Furthermore, a CBG plant is as much a fertilizer factory as it is a fuel station. “CBG is a biological living ecosystem, not just a plant,” explained an executive from BPCL. For every 10 tons of gas produced, the process generates approximately 25 tons of solid manure and 80 tons of liquid waste. Without a robust local market for this Fermented Organic Manure (FOM), plants can become “physically and financially clogged.”
Policy as a Catalyst
Recognizing these gaps, New Delhi has introduced a suite of viability gap funding measures. The Development of Pipeline Infrastructure (DPI) scheme now covers 50% of the cost of connecting plants to the national grid. Similarly, the Biomass Aggregation Machinery (BAM) scheme offers 50% subsidies for procuring collection equipment.

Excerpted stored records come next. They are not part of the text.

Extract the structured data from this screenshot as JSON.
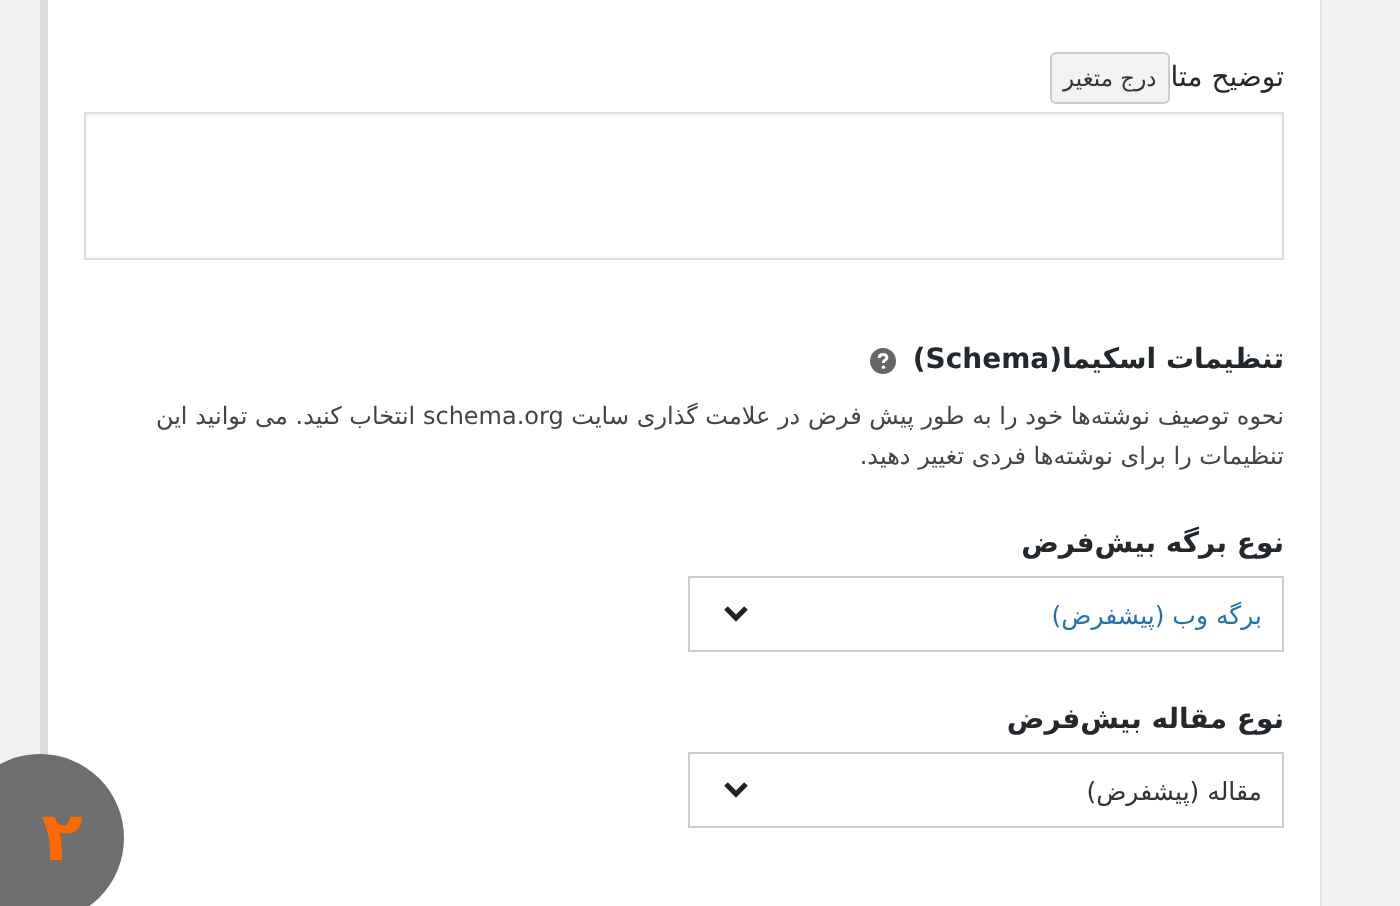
{
  "meta_description": {
    "label": "توضیح متا",
    "insert_variable_button": "درج متغیر"
  },
  "schema_settings": {
    "heading": "تنظیمات اسکیما(Schema)",
    "description": "نحوه توصیف نوشته‌ها خود را به طور پیش فرض در علامت گذاری سایت schema.org انتخاب کنید. می توانید این تنظیمات را برای نوشته‌ها فردی تغییر دهید."
  },
  "selects": [
    {
      "label": "نوع برگه بیش‌فرض",
      "value": "برگه وب (پیشفرض)",
      "highlighted": true
    },
    {
      "label": "نوع مقاله بیش‌فرض",
      "value": "مقاله (پیشفرض)",
      "highlighted": false
    }
  ],
  "step_badge": "۲"
}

To shore up demand, the government has instituted a mandatory blending mandate, starting at 1% for FY 2025-26 and rising to 5% by FY 2028-29. There is also a push to formalize the by-product market, with a subsidy of Rs 1,500 per metric tonne for quality-tested organic manure.
The Road Ahead
Despite the slow start, industry leaders maintain a posture of realistic optimism. The consensus is that the vision requires a more cohesive national biogas mission to bridge the gap between local waste and the national gas station.
As Charlotte Morton of the World Biogas Association summarized: “The political will and ambition are there. What is required is a coordinated effort to bring everything together.” For India’s automotive sector, the success of that coordination will determine whether its gas-powered future is fueled by domestic waste or remains tethered to imported energy.